Shot, Thornton wrote me, mostly in New York and environs, plus “a little in San Francisco,” and produced at the facilities of Millennium Film Workshop in Manhattan for less than $2,000, Adynata is a film that secretes its own laws and rules as it goes (e.g., the man in the initial photo appears on the right, the woman on the left, and this sexual/spatial rule is developed in various ways throughout — with even Thornton herself briefly playing both parts in costume, in separate shots, with and without the white makeup).
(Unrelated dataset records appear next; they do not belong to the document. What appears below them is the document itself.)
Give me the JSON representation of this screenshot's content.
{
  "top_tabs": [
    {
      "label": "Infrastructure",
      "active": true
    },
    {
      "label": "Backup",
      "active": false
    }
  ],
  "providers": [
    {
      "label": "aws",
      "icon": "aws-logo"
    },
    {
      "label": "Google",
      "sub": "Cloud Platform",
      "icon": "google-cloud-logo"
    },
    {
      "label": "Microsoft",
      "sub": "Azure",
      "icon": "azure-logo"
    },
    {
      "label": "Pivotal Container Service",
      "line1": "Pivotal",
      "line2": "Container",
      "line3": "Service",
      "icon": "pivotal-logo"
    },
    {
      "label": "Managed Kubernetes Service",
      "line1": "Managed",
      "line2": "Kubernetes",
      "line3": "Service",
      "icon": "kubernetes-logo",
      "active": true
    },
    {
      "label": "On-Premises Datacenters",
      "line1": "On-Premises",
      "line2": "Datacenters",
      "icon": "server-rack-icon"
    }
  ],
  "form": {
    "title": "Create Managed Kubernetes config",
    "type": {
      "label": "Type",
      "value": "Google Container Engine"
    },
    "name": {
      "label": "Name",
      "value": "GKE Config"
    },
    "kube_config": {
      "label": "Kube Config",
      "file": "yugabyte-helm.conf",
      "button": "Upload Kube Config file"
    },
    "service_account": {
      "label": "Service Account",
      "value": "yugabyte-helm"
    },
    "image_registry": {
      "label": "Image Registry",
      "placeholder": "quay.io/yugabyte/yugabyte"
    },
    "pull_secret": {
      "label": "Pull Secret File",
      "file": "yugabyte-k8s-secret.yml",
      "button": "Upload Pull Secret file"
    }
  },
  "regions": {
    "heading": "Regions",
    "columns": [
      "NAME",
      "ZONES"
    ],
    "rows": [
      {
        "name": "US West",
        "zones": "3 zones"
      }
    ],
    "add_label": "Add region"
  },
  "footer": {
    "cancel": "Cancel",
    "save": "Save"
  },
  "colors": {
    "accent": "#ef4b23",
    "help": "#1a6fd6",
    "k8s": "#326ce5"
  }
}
The film proceeds over its mosaic of elliptical details like an Ouija board, with a kind of logic that seems internal and external at the same time.
Found and stock footage of various kinds is worked into the overall pattern – faded, pinkish stock from the 1950s (budding underwater plants, an American with earphones in a sound studio, figurines on a medieval clock); an Oriental dance shot off a TV screen, accompanied by rock-and-roll – as well as old and probably heat-damaged stock along with a salad of other types and tones to film the same botanical gardens. In one of Thornton’s climactic inscrutable blends towards the end, an optically distorted refilming of the end of Truffaut’s Shoot the Piano Player is accompanied by a weird mix of soundtracks from The Bride of Frankenstein, a TV cop show, and a Betty Boop cartoon — yielding a complex form of signification run riot. Yet in the kinds of new and unparaphrasable language thus created, many different expressive registers are possible. The many fade-ins and fade-outs tend to make the fragments more serial and discrete, like beads on a string. On the other hand, when Thornton lingers over a heavily made-up and whitened face — like that of German filmmaker Karen Luner (in authentic nineteenth-century Chinese dress) or her own — with Hollywoodish pseudo-Oriental music in the background, there’s as much dreamy contemplativeness as in an early Werner Schroeter film.
The only audible instances of English in the film are fleeting passages in “Moaning Love,” a 1920s pop tune, and an excerpt of rock-and-roll, neither of which registers as more than incidental. Otherwise one hears a Korean soap opera, sees a pair of hands placed inside Oriental slippers, traipses through assorted bits of Chinoiserie and Japanese gardens, and flips (in sped-up motion) through an illustrated book about foot-binding. The theoretical fascination with the East informing such French studies as Julia Kristeva’s About Chinese Women and Roland Barthes’ Empire of Signs seems to lurk in the background of this experiment in ideological self-scrutiny. A form of textual production that ultimately transforms all the materials in its path into a new source of knowledge.